Our Vanishing Wild Life eBook

William Temple Hornaday
This eBook from the Gutenberg Project consists of approximately 632 pages of information about Our Vanishing Wild Life.

Our Vanishing Wild Life eBook

William Temple Hornaday
This eBook from the Gutenberg Project consists of approximately 632 pages of information about Our Vanishing Wild Life.

In 1912, after a tremendous struggle, the legislature of Massachusetts passed a counterpart of the Bayne law, and took her place in the front rank of states.  That was a great fight.  The market-gunners of Cape Cod, the game dealers and other interests entered the struggle with men in the lower house of the legislature specially elected to look after their interests.  Just as in New York in 1911, they proposed to repeal the existing laws against spring shooting and throw the markets wide open to the sale of game.  From first to last, through three long and stormy months, the Destroyers fought with a degree of determination and persistence worthy of a better cause.  They contested with the Defenders every inch of ground.  In New York, the Destroyers were overwhelmed by the tidal wave of Defenders, but in Massachusetts it was a prolonged hand-to-hand fight on the ramparts. Five times was a bill to repeal the spring-shooting law introduced and defeated!

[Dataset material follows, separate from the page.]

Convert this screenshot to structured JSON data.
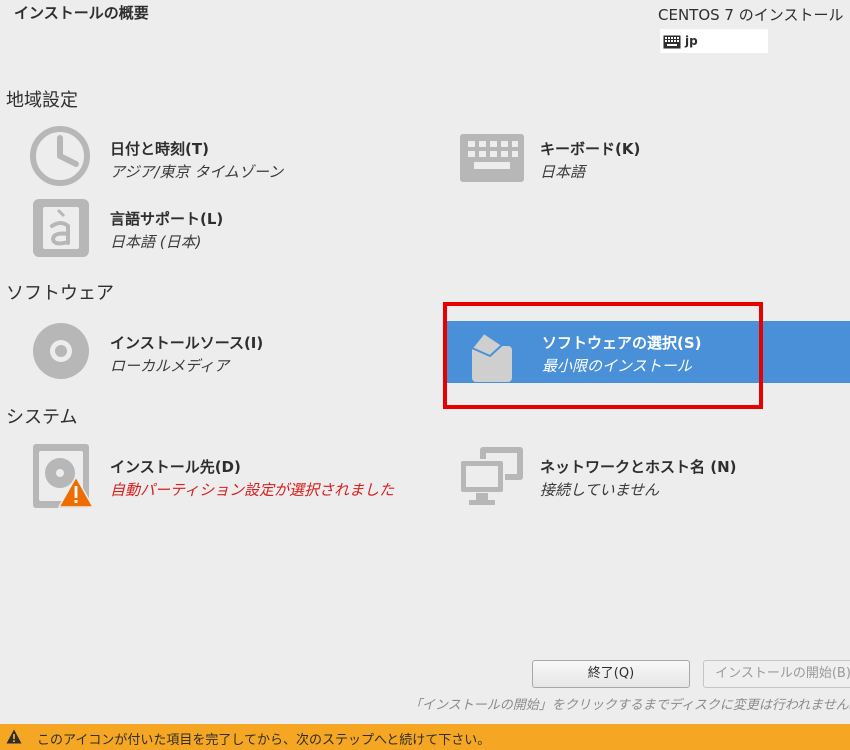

Even after the bill had passed both houses by good majorities, the Governor declared that he could not sign it.  And then there poured into the Executive offices such a flood of callers, letters, telegrams and telephone calls that he became convinced that the People desired the law; so he signed the bill in deference to the wishes of the majority.

The principle that the sale of game is wrong, and fatal to the existence of a supply of game, is as fixed and unassailable as the Rocky Mountains.  Its universal acceptance is only a question of intelligence and common honesty.  The open states owe it to themselves and each other to enact both the spirit and the letter of the Bayne law, and do it quickly, before it is too late to profit by it!  Let them remember the heath hen,—­amply protected when entirely too late to save it from extinction!

It is fairly beyond question that the killing of wild game for the market, and its sale in the “open season” and out of it, is responsible for the disappearance of at least fifty per cent of our stock of American feathered game.  It is the market-gunner, the game-hog who shoots “for sport” and sells his game, and the game dealer, who have swept away the wild ducks, the ruffed grouse, the quail and the prairie chickens that thirty years ago were abundant on their natural ranges.  The foolish farmers of the middle West permitted the market-hunters of Chicago and the East to slaughter their own legitimate game by the barrel and the car-load, and ship it “East,” to market.  To-day the waters of Currituck Sound are a wholesale slaughter-place for migratory wild fowl with which to supply the markets of Baltimore, Washington and Philadelphia.  Furthermore, the market gunners of Currituck are robbing the people of 16 states of tens of thousands of wild-fowl that legitimately belong to them, during the annual autumn flight.  The accompanying map shows how it is done.

[Illustration:  MAP USED IN THE CAMPAIGN FOR THE BAYNE LAW This map shows how the sale of ducks killed on the Carrituck Sound robs the people of 16 states, for the benefit of a few.  STOP THE SALE OF GAME!  (Signed W.T.  Hornaday, March 6, 1911.)]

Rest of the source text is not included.